Tuttolibri, 6 aprile 2024
Su Diderot
«E la cosa più spaventosa è che sempre, ogni giorno della mia vita, sono stato felice. E lo sono ancora, qualunque cosa accada. Solo il mal di denti mi fa diventare malinconico» dice Denis Diderot a un giovanotto in cerca della grande storia che gli darà il successo. L’interlocutore è riuscito a farsi ricevere dal filosofo dell’Illuminismo, quello che per lui – e non solo per lui – è anzi il filosofo del secolo, la figura più alta e significativa di intellettuale (la definizione è del resto di Leonardo Sciascia, quando in Il secolo educatore scrive che «Per non averne alcuna, Diderot ha dunque inventato una professione: quella dell’intellettuale»). Intimidito, non può far altro che ascoltare, tagliando con un temperino le pagine ancora legate di un libro, un’edizione del Giulio Cesare shakespeariano, come gli è stato affabilmente imposto. E Diderot, ormai a un passo dalla morte (siamo nel 1784, nella campagna di Sèvres), si racconta abbandonandosi a digressioni, riprendendo il filo, seducendo con ironica intelligenza l’ascoltatore ma, va da sé, soprattutto noi lettori. Non è però una biografia romanzata (genere ormai esorbitante in libreria) quella che ce viene proposta nel libro di Marco Cavalli, L’uomo dell’enciclopedia. Semmai un ritratto affettuoso con un’intelaiatura narrativa (e una sorpresa finale), basato sulle opere e sulle lettere, non privo di qualche nostalgia, né soprattutto di una chiara consapevolezza su quale sia il punto di vista di chi scrive. Questo Diderot, la cui voce è peraltro filologicamente ricreata, tra calchi e citazioni, è un contemporaneo; sta parlando proprio a noi dal suo secolo intelligentissimo al quale ha dedicato il più significativo monumento alla ragione: la grande Encyclopédie che realizzò con una energia indomabile, da intellettuale editore, insieme con D’Alembert, inventando una sorta di metodo rivoluzionario, di rete mobile della conoscenza non priva di ironia e di ingegnosi labirinti per eludere la censura.

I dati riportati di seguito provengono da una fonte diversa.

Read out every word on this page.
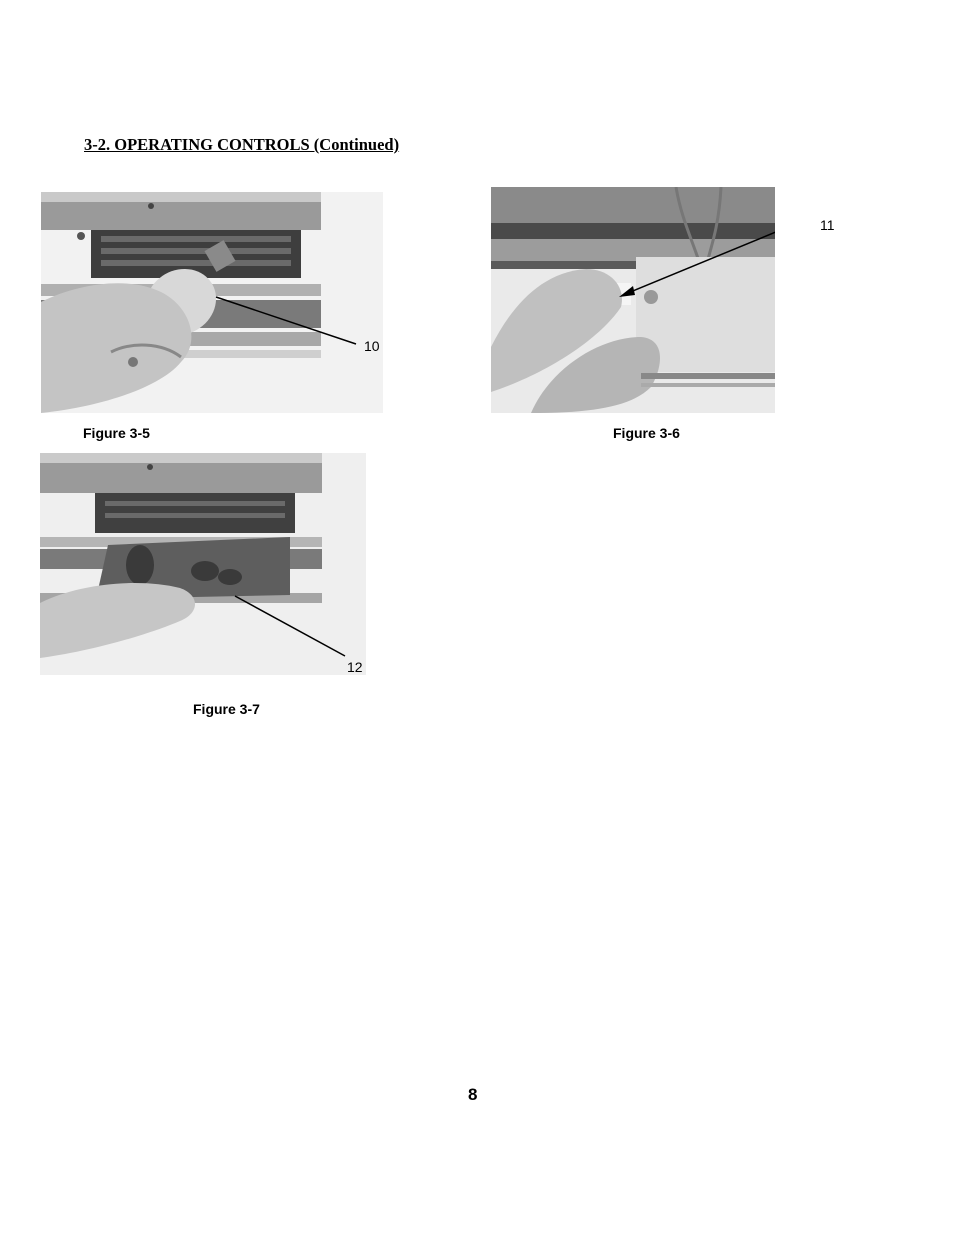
3-2. OPERATING CONTROLS (Continued)
10
Figure 3-5
11
Figure 3-6
12
Figure 3-7
8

Un mestiere, dunque, l’aveva. E che mestiere: l’Encyclopédie fu la rivelazione di un nuovo sapere. I volumi dovevano essere 17, alla fine furono 28 più i supplementi; fu più volte ristampata e soprattutto piratata (anche con la complicità del soave Diderot). Attaccata dai conservatori e dai gesuiti soprattutto, che vedevano in essa una sorta di offensiva atea, fu nonostante divieti e censure anche uno dei grandi affari editoriali del ’700, il «grande affare dei lumi», come l’ha definito lo storico Robert Darnton: si calcola che il suo consorzio di editori raddoppiò l’investimento – benché ovviamente fosse molto costosa.
Il vecchio filosofo, nella residenza di campagna dove si è trasferito in cerca di un’aria migliore, racconta ora per il piacere di raccontare, dalla prima bohème al lavoro matto e disperatissimo di traduzione, agli infiniti incontri – per esempio col ruvido Laurence Sterne, l’autore del Tristram Shandy che «parlava con la lentezza dei re» (non è esattamente un complimento) e fu per lui un punto di riferimento non solo letterario – non dimentichiamo che Diderot è stato anche un grande scrittore, basti pensare a Jacques il fatalista -; e poi i salotti, le attrici, le dame, la Pompadour (che «non aveva un’anima, e non l’aveva perché non se la poteva permettere. L’altezza e la precarietà della sua posizione le imponevano una rigida economia di movimenti»), gli insopportabili preti con cui «bisogna andarci cauti a fare la guerra» perché «il pericolo di diventare come loro è dietro l’angolo», infine l’insopportabilissimo Rousseau e i suoi fanatici eredi: quelli di ieri e, nella messa in scena affettuosa-maliziosa di Cavalli, si direbbe, quelli di oggi.